57 Nonobstant cette nette distinction, l’utilisation du terme récit pour recouvrir ce que Genette appelle histoire est fréquente.

Dans ce qui suit nous verrons que le récit est également présent dans la presse écrite après avoir développé certaines notions.

9.2. Discours et récit

Benveniste distingue deux « plans d’énonciation », c’est-à-dire « deux attitudes possibles du locuteur par rapport à son énoncé, qui fondent deux systèmes énonciatifs différents » (Riegel, Pellat, Rioul 2009 : 1001), à savoir, l’énonciation de discours et l’énonciation historique. L’énonciation de discours correspond au « cas normal de communication », dans ce cas de figure « le locuteur assume la responsabilité de son énoncé dans lequel il inscrit formellement les marques personnelles et temporelles de son énonciation. Les faits énoncés sont mis en relation avec l’acte d’énonciation et le locuteur prend une distance minimale par rapport à son énoncé » (ibid.). Dans une énonciation historique, le positionnement du locuteur est tout autre puisqu’il « prend une distance maximale par rapport à son énoncé, qui relate des évènements passés. Il n’intervient pas dans le récit des évènements, qui n’est pas formellement marqué par sa présence. Le récit apparaît coupé de l’acte d’énonciation et les évènements sont présentés comme indépendants, situés dans une temporalité autre que celle du locuteur » (ibid.). Le passé simple est le tiroir de base de l’ « histoire » et le passé composé le passé perfectif du « discours ». Les successeurs de Benveniste ont préféré au terme « histoire » celui de récit.

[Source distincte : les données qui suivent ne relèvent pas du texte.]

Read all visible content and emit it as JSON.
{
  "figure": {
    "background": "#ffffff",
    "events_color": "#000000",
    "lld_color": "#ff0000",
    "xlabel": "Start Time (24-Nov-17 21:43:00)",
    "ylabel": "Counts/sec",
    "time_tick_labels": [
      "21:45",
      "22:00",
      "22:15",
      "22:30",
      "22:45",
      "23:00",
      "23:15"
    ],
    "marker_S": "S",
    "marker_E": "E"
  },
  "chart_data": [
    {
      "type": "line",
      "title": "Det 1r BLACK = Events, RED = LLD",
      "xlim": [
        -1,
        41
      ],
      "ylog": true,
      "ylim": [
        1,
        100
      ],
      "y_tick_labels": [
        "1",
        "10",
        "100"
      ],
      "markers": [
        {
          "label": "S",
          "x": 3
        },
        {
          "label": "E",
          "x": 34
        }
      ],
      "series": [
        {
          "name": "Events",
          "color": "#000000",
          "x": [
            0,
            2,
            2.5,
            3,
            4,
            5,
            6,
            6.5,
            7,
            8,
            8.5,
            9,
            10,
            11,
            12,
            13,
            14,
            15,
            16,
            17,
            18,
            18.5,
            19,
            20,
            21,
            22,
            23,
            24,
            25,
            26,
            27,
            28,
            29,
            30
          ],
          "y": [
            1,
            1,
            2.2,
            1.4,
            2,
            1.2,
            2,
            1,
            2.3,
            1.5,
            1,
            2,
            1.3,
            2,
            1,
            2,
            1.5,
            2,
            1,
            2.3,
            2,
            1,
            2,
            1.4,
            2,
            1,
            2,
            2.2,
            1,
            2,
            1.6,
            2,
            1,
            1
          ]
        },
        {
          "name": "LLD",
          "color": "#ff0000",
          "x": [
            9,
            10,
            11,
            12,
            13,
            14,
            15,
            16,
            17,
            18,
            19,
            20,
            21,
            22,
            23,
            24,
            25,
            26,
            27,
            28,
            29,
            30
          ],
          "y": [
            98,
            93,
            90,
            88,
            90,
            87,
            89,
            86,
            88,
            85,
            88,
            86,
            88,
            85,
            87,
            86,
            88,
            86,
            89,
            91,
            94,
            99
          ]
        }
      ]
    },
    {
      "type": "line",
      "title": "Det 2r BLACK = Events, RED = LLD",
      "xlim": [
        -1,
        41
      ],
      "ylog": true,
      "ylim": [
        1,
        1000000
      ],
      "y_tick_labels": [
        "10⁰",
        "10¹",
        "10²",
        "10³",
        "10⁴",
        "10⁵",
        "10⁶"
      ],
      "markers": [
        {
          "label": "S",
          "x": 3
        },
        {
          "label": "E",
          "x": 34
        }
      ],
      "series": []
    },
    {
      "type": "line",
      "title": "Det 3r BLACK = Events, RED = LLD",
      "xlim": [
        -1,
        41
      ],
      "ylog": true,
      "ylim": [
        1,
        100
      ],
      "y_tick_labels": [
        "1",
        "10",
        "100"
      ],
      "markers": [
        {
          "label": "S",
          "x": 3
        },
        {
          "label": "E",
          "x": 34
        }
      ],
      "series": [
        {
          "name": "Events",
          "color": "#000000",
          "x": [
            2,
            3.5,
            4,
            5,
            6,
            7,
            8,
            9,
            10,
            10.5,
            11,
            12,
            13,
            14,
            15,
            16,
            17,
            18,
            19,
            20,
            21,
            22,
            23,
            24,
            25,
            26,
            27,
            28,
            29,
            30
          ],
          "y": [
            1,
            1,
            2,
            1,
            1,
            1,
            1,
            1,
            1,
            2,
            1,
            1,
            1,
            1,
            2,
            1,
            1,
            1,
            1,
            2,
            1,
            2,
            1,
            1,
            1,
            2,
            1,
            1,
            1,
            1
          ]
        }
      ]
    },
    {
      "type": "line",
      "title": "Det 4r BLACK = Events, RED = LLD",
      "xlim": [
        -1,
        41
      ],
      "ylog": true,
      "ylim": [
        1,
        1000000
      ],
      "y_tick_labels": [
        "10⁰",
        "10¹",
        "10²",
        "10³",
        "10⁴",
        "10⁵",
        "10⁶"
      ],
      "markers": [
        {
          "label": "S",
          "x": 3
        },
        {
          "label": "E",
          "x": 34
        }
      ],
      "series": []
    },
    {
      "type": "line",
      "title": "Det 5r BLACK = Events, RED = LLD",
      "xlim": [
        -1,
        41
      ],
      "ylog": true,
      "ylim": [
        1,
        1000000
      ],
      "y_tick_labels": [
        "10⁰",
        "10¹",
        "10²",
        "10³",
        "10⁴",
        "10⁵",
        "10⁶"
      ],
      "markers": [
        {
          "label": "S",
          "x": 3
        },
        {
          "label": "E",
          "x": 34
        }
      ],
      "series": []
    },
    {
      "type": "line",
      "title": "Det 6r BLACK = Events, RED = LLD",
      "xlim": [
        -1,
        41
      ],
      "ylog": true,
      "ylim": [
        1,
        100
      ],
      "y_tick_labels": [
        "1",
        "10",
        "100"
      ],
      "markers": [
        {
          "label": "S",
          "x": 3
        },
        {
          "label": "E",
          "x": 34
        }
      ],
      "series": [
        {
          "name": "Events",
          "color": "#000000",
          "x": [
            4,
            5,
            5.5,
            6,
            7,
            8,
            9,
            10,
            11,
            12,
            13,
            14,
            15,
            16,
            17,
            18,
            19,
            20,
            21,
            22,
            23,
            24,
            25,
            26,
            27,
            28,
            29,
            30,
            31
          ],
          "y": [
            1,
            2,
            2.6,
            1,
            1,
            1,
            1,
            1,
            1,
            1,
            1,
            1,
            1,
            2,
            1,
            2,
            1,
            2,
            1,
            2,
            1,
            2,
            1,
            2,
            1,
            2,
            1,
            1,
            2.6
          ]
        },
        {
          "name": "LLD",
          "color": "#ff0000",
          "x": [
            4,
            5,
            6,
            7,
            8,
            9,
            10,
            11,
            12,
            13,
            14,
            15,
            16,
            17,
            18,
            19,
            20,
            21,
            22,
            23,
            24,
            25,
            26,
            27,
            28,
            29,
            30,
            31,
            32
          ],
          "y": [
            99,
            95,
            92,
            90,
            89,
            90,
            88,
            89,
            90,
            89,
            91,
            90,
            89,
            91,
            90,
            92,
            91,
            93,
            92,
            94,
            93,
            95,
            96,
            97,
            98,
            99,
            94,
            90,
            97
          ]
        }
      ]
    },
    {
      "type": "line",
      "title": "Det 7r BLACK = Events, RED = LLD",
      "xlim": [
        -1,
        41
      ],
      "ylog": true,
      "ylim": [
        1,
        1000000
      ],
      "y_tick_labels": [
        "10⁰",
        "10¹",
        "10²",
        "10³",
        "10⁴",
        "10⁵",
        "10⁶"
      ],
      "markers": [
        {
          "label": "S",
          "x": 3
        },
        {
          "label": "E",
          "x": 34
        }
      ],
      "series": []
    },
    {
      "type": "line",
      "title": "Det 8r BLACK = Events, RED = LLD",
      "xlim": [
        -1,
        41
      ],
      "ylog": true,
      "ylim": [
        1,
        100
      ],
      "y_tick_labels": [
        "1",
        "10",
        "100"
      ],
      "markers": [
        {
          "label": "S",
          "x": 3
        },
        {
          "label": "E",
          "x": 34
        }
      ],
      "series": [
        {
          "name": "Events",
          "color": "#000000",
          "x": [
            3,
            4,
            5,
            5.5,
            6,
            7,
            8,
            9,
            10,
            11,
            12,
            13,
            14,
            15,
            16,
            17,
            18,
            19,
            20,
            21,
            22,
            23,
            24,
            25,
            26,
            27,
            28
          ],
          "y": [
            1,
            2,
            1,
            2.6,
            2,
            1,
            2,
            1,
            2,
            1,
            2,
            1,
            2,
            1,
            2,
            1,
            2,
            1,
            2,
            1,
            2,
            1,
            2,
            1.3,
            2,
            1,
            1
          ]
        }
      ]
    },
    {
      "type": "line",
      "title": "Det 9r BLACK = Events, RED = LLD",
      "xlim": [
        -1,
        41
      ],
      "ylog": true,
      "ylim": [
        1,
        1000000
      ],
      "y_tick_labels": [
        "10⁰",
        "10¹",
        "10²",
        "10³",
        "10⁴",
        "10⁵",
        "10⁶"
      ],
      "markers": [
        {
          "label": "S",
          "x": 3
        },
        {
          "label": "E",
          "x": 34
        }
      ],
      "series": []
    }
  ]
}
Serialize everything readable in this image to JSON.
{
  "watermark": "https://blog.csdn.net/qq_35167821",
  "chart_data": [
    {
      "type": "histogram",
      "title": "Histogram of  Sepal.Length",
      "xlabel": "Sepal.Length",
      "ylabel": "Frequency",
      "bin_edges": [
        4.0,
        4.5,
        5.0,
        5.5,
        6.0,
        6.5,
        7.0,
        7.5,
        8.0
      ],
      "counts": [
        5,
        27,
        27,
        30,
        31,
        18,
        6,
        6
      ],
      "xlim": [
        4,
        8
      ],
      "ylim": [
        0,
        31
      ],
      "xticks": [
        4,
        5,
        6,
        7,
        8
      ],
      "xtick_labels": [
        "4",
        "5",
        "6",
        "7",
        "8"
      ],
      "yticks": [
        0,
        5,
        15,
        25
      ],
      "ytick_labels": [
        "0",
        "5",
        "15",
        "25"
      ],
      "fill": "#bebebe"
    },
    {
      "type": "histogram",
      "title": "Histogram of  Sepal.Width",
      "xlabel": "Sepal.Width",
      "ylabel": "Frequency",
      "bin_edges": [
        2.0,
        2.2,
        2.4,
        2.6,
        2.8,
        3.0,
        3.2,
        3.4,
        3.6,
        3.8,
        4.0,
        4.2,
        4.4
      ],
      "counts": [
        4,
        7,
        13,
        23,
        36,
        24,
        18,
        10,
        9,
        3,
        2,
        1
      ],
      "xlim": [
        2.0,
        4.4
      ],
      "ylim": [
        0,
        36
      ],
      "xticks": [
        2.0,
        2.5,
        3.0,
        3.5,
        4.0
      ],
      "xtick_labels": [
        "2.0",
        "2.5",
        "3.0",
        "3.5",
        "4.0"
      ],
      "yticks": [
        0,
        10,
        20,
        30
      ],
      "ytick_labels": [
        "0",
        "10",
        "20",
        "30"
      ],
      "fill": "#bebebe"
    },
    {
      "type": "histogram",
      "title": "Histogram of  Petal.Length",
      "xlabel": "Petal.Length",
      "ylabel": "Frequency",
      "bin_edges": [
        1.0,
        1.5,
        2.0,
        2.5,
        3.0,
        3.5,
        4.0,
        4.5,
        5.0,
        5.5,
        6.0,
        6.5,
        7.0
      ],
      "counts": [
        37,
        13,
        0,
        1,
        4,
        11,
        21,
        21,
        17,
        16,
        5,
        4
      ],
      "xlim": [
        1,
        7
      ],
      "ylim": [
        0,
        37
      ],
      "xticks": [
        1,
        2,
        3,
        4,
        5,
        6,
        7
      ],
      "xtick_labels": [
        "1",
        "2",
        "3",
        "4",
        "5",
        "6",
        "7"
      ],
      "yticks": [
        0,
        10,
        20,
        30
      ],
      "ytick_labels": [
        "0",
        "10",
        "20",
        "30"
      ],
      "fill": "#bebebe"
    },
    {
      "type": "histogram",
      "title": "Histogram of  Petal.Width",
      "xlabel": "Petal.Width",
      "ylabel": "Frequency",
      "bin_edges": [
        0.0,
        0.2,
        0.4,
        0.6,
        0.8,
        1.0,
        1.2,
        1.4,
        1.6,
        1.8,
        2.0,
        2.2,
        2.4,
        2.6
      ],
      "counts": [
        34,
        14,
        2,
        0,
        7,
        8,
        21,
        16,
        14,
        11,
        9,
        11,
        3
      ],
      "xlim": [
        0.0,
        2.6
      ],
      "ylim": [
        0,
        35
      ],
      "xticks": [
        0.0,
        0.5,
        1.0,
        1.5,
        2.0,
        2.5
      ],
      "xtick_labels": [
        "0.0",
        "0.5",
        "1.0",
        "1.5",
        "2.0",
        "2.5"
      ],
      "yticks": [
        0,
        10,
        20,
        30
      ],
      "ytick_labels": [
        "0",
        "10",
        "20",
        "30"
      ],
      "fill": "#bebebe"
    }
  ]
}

Les termes « discours » et « récit » sont des concepts grammaticaux référant à des systèmes de repérage des énoncés. Relève du « discours » toute énonciation écrite ou orale qui est rapportée à sa situation d’énonciation (je-tu/ici/ maintenant). Le « récit », en revanche, correspond à un mode d’énonciation narrative dont la trace de l’énonciateur, co-énonciateur, du moment et du lieu de l’énonciation est effacée dans l’énoncé : « Seule la troisième personne est possible, puisqu’elle ne représente pas un des acteurs de la communication. » (Riegel, Pellat, Rioul2009 : 1003) Ainsi, les évènements sont présentés comme « se racontant eux-mêmes » (Mainguenau, 2003 : 47-48).